William Gilbert was the first person who studied the movement of compass needles and correctly concluded that Earth was a magnetic planet with its magnetic poles corresponding to its geographic North and South Poles. He published a book titled "De Magnete, Magneticisque Corporibus, et de Magno Magnete Tellure" which compiled all known information about magnetism based on his work and the work of scientists before him.
William Gilbert disproved several theories on how compass needles were thought to work. One theory suggested that the needle pointed towards the pole star. Another theory suggested that the mountains in the Arctic region were magnetic and attracted the compass needle.

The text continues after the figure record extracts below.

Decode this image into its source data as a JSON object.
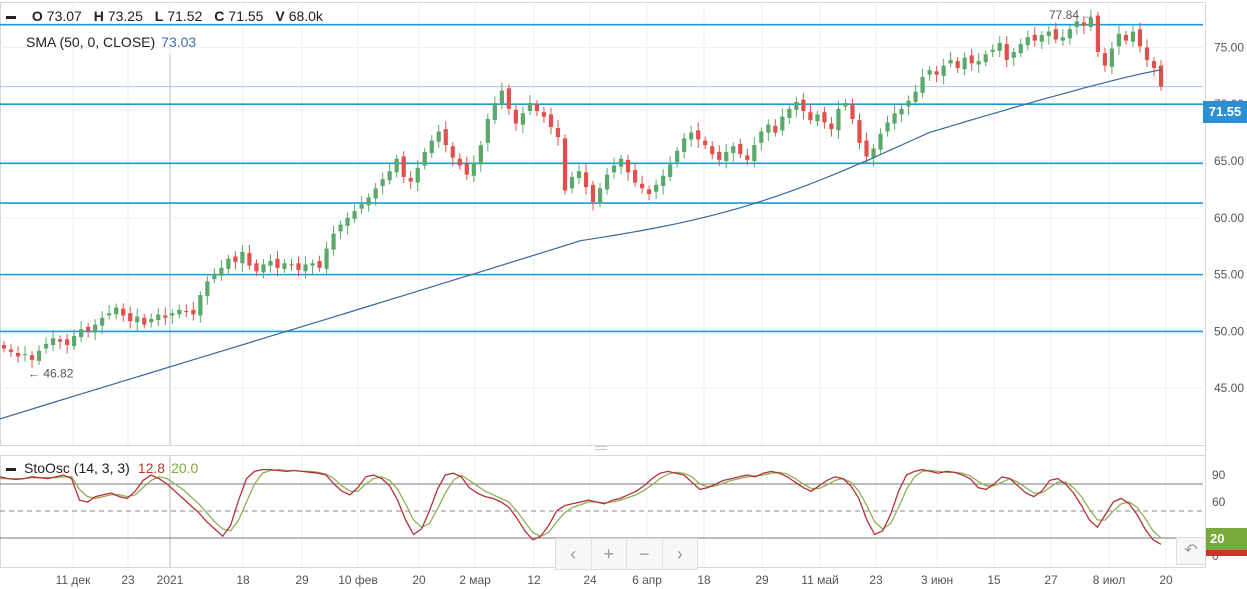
{
  "legend": {
    "o_label": "O",
    "o_value": "73.07",
    "h_label": "H",
    "h_value": "73.25",
    "l_label": "L",
    "l_value": "71.52",
    "c_label": "C",
    "c_value": "71.55",
    "v_label": "V",
    "v_value": "68.0k"
  },
  "sma": {
    "label": "SMA (50, 0, CLOSE)",
    "value": "73.03"
  },
  "stoch": {
    "label": "StoOsc (14, 3, 3)",
    "k_value": "12.8",
    "d_value": "20.0"
  },
  "price_badge": "71.55",
  "osc_badge": "20",
  "nav": {
    "prev": "‹",
    "zoom_in": "+",
    "zoom_out": "−",
    "next": "›"
  },
  "reset_icon": "reset-icon",
  "colors": {
    "up": "#5aa96a",
    "down": "#e0504d",
    "sma": "#3a6796",
    "level": "#1a9bd7",
    "stoch_k": "#b5303a",
    "stoch_d": "#8fb055"
  },
  "chart_data": {
    "type": "candlestick",
    "price_axis": {
      "ylim": [
        40,
        79
      ],
      "ticks": [
        "75.00",
        "70.00",
        "65.00",
        "60.00",
        "55.00",
        "50.00",
        "45.00"
      ]
    },
    "x_ticks": [
      "11 дек",
      "23",
      "2021",
      "18",
      "29",
      "10 фев",
      "20",
      "2 мар",
      "12",
      "24",
      "6 апр",
      "18",
      "29",
      "11 май",
      "23",
      "3 июн",
      "15",
      "27",
      "8 июл",
      "20"
    ],
    "levels": [
      77.0,
      70.0,
      64.8,
      61.3,
      55.0,
      50.0
    ],
    "annotations": [
      {
        "text": "77.84",
        "value": 77.84
      },
      {
        "text": "46.82",
        "value": 46.82
      }
    ],
    "close": [
      48.5,
      48.2,
      47.8,
      48.0,
      47.5,
      48.3,
      48.9,
      49.4,
      49.1,
      48.8,
      49.6,
      50.2,
      50.0,
      50.6,
      51.2,
      51.6,
      52.1,
      51.4,
      50.9,
      51.3,
      50.6,
      51.1,
      51.5,
      51.2,
      51.6,
      51.9,
      51.7,
      51.5,
      53.2,
      54.4,
      55.0,
      55.6,
      56.4,
      56.1,
      57.0,
      55.8,
      55.3,
      55.9,
      56.2,
      55.6,
      56.0,
      55.8,
      55.4,
      55.9,
      56.0,
      55.6,
      57.3,
      58.6,
      59.4,
      60.0,
      60.6,
      61.2,
      61.8,
      62.6,
      63.4,
      64.1,
      65.2,
      63.6,
      63.2,
      64.4,
      65.8,
      66.8,
      67.6,
      66.4,
      65.3,
      64.6,
      63.8,
      64.8,
      66.4,
      68.7,
      70.1,
      71.2,
      69.6,
      68.3,
      69.2,
      70.1,
      69.4,
      68.9,
      68.0,
      67.1,
      62.4,
      63.6,
      64.1,
      62.7,
      61.4,
      62.6,
      63.8,
      64.6,
      65.2,
      64.0,
      63.1,
      62.6,
      62.1,
      62.9,
      63.7,
      64.7,
      65.9,
      67.0,
      67.5,
      66.9,
      66.4,
      65.6,
      65.1,
      65.8,
      66.3,
      65.6,
      65.1,
      66.4,
      67.6,
      68.2,
      67.5,
      68.9,
      69.6,
      70.2,
      69.4,
      68.6,
      69.1,
      68.4,
      67.8,
      69.6,
      70.1,
      68.7,
      66.6,
      65.4,
      66.1,
      67.4,
      68.4,
      69.2,
      69.6,
      70.3,
      71.1,
      72.4,
      73.0,
      72.6,
      73.4,
      73.9,
      73.2,
      74.1,
      73.6,
      73.8,
      74.4,
      74.8,
      75.4,
      73.9,
      74.6,
      75.3,
      75.9,
      75.6,
      76.1,
      76.4,
      75.7,
      75.9,
      76.6,
      77.3,
      76.9,
      77.6,
      74.6,
      73.4,
      74.9,
      76.2,
      75.6,
      76.4,
      75.1,
      73.9,
      73.2,
      71.55
    ],
    "sma": {
      "name": "SMA (50, 0, CLOSE)",
      "start": 42.3,
      "end": 73.03
    },
    "stoch_axis": {
      "ylim": [
        0,
        100
      ],
      "ticks": [
        "90",
        "60",
        "0"
      ],
      "levels": [
        80,
        50,
        20
      ]
    },
    "stoch_k": [
      88,
      86,
      85,
      86,
      88,
      87,
      86,
      88,
      90,
      86,
      62,
      60,
      66,
      68,
      70,
      66,
      64,
      72,
      84,
      90,
      86,
      80,
      72,
      64,
      56,
      48,
      38,
      30,
      22,
      34,
      62,
      86,
      94,
      96,
      96,
      95,
      94,
      95,
      94,
      93,
      92,
      90,
      80,
      72,
      68,
      76,
      88,
      90,
      86,
      78,
      62,
      40,
      24,
      30,
      50,
      74,
      90,
      92,
      88,
      76,
      70,
      66,
      64,
      60,
      54,
      42,
      28,
      18,
      22,
      34,
      50,
      56,
      58,
      60,
      62,
      60,
      58,
      62,
      64,
      68,
      72,
      78,
      86,
      92,
      94,
      92,
      90,
      82,
      74,
      76,
      80,
      84,
      86,
      88,
      90,
      88,
      92,
      94,
      92,
      88,
      82,
      76,
      72,
      78,
      84,
      88,
      86,
      78,
      64,
      40,
      24,
      28,
      46,
      72,
      90,
      94,
      96,
      94,
      92,
      94,
      93,
      90,
      86,
      76,
      74,
      80,
      88,
      86,
      78,
      70,
      66,
      72,
      84,
      86,
      80,
      70,
      56,
      40,
      32,
      46,
      60,
      64,
      58,
      46,
      30,
      18,
      13
    ],
    "stoch_d": [
      86,
      86,
      86,
      86,
      87,
      87,
      87,
      87,
      88,
      88,
      74,
      66,
      64,
      66,
      68,
      68,
      66,
      68,
      76,
      84,
      88,
      86,
      80,
      74,
      66,
      58,
      48,
      38,
      30,
      28,
      40,
      60,
      80,
      92,
      95,
      96,
      95,
      95,
      94,
      94,
      93,
      91,
      86,
      78,
      72,
      72,
      80,
      86,
      88,
      84,
      74,
      58,
      40,
      32,
      36,
      52,
      70,
      84,
      90,
      84,
      78,
      72,
      68,
      64,
      60,
      50,
      38,
      26,
      22,
      26,
      38,
      48,
      54,
      57,
      60,
      60,
      59,
      60,
      62,
      65,
      68,
      73,
      79,
      86,
      91,
      93,
      92,
      88,
      80,
      77,
      78,
      81,
      84,
      86,
      88,
      89,
      90,
      92,
      93,
      91,
      86,
      80,
      75,
      75,
      79,
      84,
      86,
      82,
      72,
      56,
      38,
      30,
      36,
      54,
      74,
      88,
      94,
      95,
      94,
      93,
      93,
      92,
      89,
      83,
      78,
      78,
      82,
      86,
      82,
      76,
      70,
      70,
      76,
      82,
      82,
      76,
      66,
      52,
      40,
      40,
      50,
      58,
      60,
      54,
      42,
      28,
      20
    ]
  }
}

Gilbert correctly concluded that Earth must have an iron core which generates a magnetic field around the entire planet. He postulated that Earth's magnetic poles corresponded to its geographic poles, which was why compass needles pointed to Earth's North Pole. He showed that it was possible to create magnets from metals by rubbing a magnet against them. He studied the factors that affected the strength of magnets and observed that magnetic field strength weakened when the magnets were heated to high temperatures.
Gilbert published "De Magnete" which summarized not just his findings on magnetism, but also the findings of scientists before him. For 200 years after its publication, his book was considered to be the most important treatise on magnetism. He was the first person to use several terms that are still in common use in the modern scientific community, such as, "magnetic pole," "electric attraction" and "electric force."